Well, Brad and I just got back from Austin yesterday. In my five day visit, I had psych evaluations, counseling sessions, girlie tests, and blood work. WHEW! So, after a 562 question psych test, I get to be the first to say to all of you who thought other wise... I am NOT crazy. YaY!
Bringing you back to the Wednesday we left, I had a friend ask me if i was nervous. At that point I had a lot going on with getting the kids ready for the babysitters, so I didn't have time to be nervous or excited for that matter. We were a little late (okay a lot late) leaving Hattiesburg, so I guess that is when I became a little anxious. I thought for sure we were going to miss our flight. All was fine and we made it no problem. Once arriving in Austin, I was glad we decided not to check our bags, b/c I couldn't get out of the airport fast enough, to see Tara and George. Brad and I decided to stay at their house instead of getting a hotel, and never did I feel that things would be awkward or uncomfortable. We arrived at their house, had dinner and great conversation.

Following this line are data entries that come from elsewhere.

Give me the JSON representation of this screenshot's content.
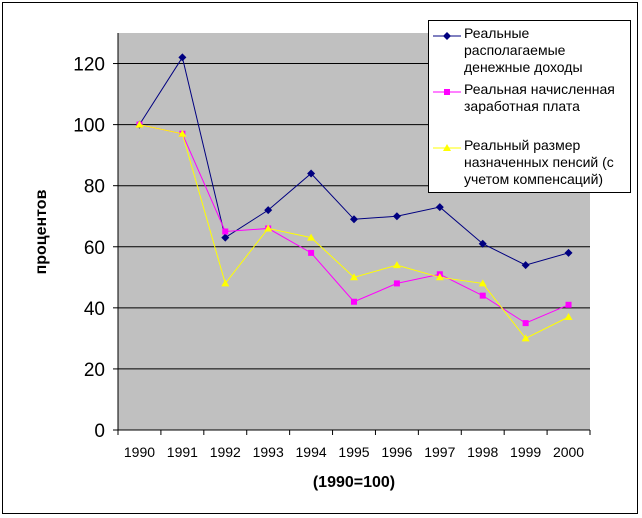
{
  "chart_data": {
    "type": "line",
    "x": [
      "1990",
      "1991",
      "1992",
      "1993",
      "1994",
      "1995",
      "1996",
      "1997",
      "1998",
      "1999",
      "2000"
    ],
    "xlabel": "(1990=100)",
    "ylabel": "процентов",
    "ylim": [
      0,
      130
    ],
    "yticks": [
      "0",
      "20",
      "40",
      "60",
      "80",
      "100",
      "120"
    ],
    "grid": true,
    "legend_position": "top-right",
    "plot_background": "#C0C0C0",
    "series": [
      {
        "name": "Реальные располагаемые денежные доходы",
        "color": "#000080",
        "marker": "diamond",
        "values": [
          100,
          122,
          63,
          72,
          84,
          69,
          70,
          73,
          61,
          54,
          58
        ]
      },
      {
        "name": "Реальная начисленная заработная плата",
        "color": "#FF00FF",
        "marker": "square",
        "values": [
          100,
          97,
          65,
          66,
          58,
          42,
          48,
          51,
          44,
          35,
          41
        ]
      },
      {
        "name": "Реальный размер назначенных пенсий (с учетом компенсаций)",
        "color": "#FFFF00",
        "marker": "triangle",
        "values": [
          100,
          97,
          48,
          66,
          63,
          50,
          54,
          50,
          48,
          30,
          37
        ]
      }
    ]
  }
}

The next morning was my psych evaluation. This appointment was for me, so Tara dropped me off. I was beginning to feel a bit nervous at this point. I didn't know what to expect, and a lot weighed on this portion of the trip. I had a hour evaluation with the psychiatrist. She inquired about my childhood to my intentions and everything in between. Then came the 562 question True/False test. My goodness I thought I would never finish! That afternoon we all had to come back for a counseling session with all four of us in attendance. She informed me that she reviewed my test and that I was boring. Wow, boring? I would have never thought of myself as boring, but in the psych world, boring is good! YAY! I passed! LOL! Anyway, the counseling session was really just to make sure we ALL were reading from the same book, and on the same paragraph. So I guess, in a way, we all passed! YAY again!

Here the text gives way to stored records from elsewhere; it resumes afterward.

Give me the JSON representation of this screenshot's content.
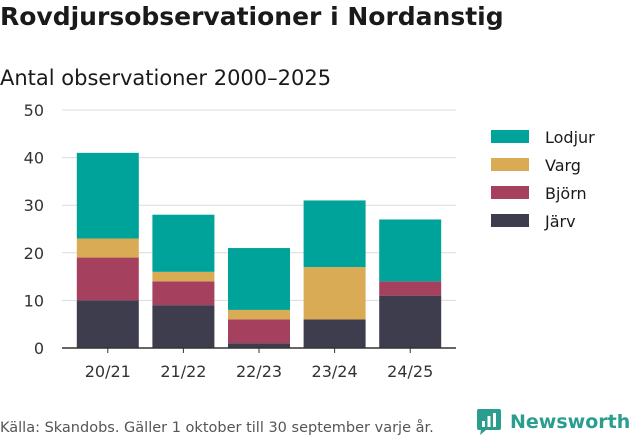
{
  "title": "Rovdjursobservationer i Nordanstig",
  "source": "Källa: Skandobs. Gäller 1 oktober till 30 september varje år.",
  "brand": {
    "name": "Newsworthy",
    "icon": "newsworthy-logo-icon",
    "color": "#2a9d8f"
  },
  "chart_data": {
    "type": "bar",
    "stacked": true,
    "title": "Antal observationer 2000–2025",
    "xlabel": "",
    "ylabel": "",
    "ylim": [
      0,
      50
    ],
    "yticks": [
      0,
      10,
      20,
      30,
      40,
      50
    ],
    "grid": true,
    "legend_position": "right",
    "categories": [
      "20/21",
      "21/22",
      "22/23",
      "23/24",
      "24/25"
    ],
    "series": [
      {
        "name": "Järv",
        "color": "#3d3d4e",
        "values": [
          10,
          9,
          1,
          6,
          11
        ]
      },
      {
        "name": "Björn",
        "color": "#a6405f",
        "values": [
          9,
          5,
          5,
          0,
          3
        ]
      },
      {
        "name": "Varg",
        "color": "#d9ab55",
        "values": [
          4,
          2,
          2,
          11,
          0
        ]
      },
      {
        "name": "Lodjur",
        "color": "#00a399",
        "values": [
          18,
          12,
          13,
          14,
          13
        ]
      }
    ],
    "legend_order": [
      "Lodjur",
      "Varg",
      "Björn",
      "Järv"
    ]
  }
}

Friday was the day I was really anticipating. We had an appointment with the fertility clinic. I was anxious but calm all at the same time. I had my ultrasound and girlie test and then we all got to sit down with the nurse and go over the whole process. Wow, I thought, things are starting to become so real. After our appointment at the clinic, Brad, Tara and I had to get our blood work done. Not my favorite part of the trip. I hate giving blood. It make me queezy! Yuck! As I write this I chuckle, as I think back to all the shots I have to give myself and the ones Brad has to give me. This is gonna be FUN! Anyway! After they took a total of 15 viles of blood from the three of us, it was time to eat! Now that all of our tests were out of the way, the next day and a half were spent getting to know each other better. We cooked together, laughed together and even spent all day Saturday laying on the couch in pj's together.
Sunday morning came bright and early, time to go home! I was sad to leave and wished we could have stayed longer. Lots of emotions, and feelings went into and came out of this trip. We know that we are always welcome in the Silvio house and we will be going back before we know it.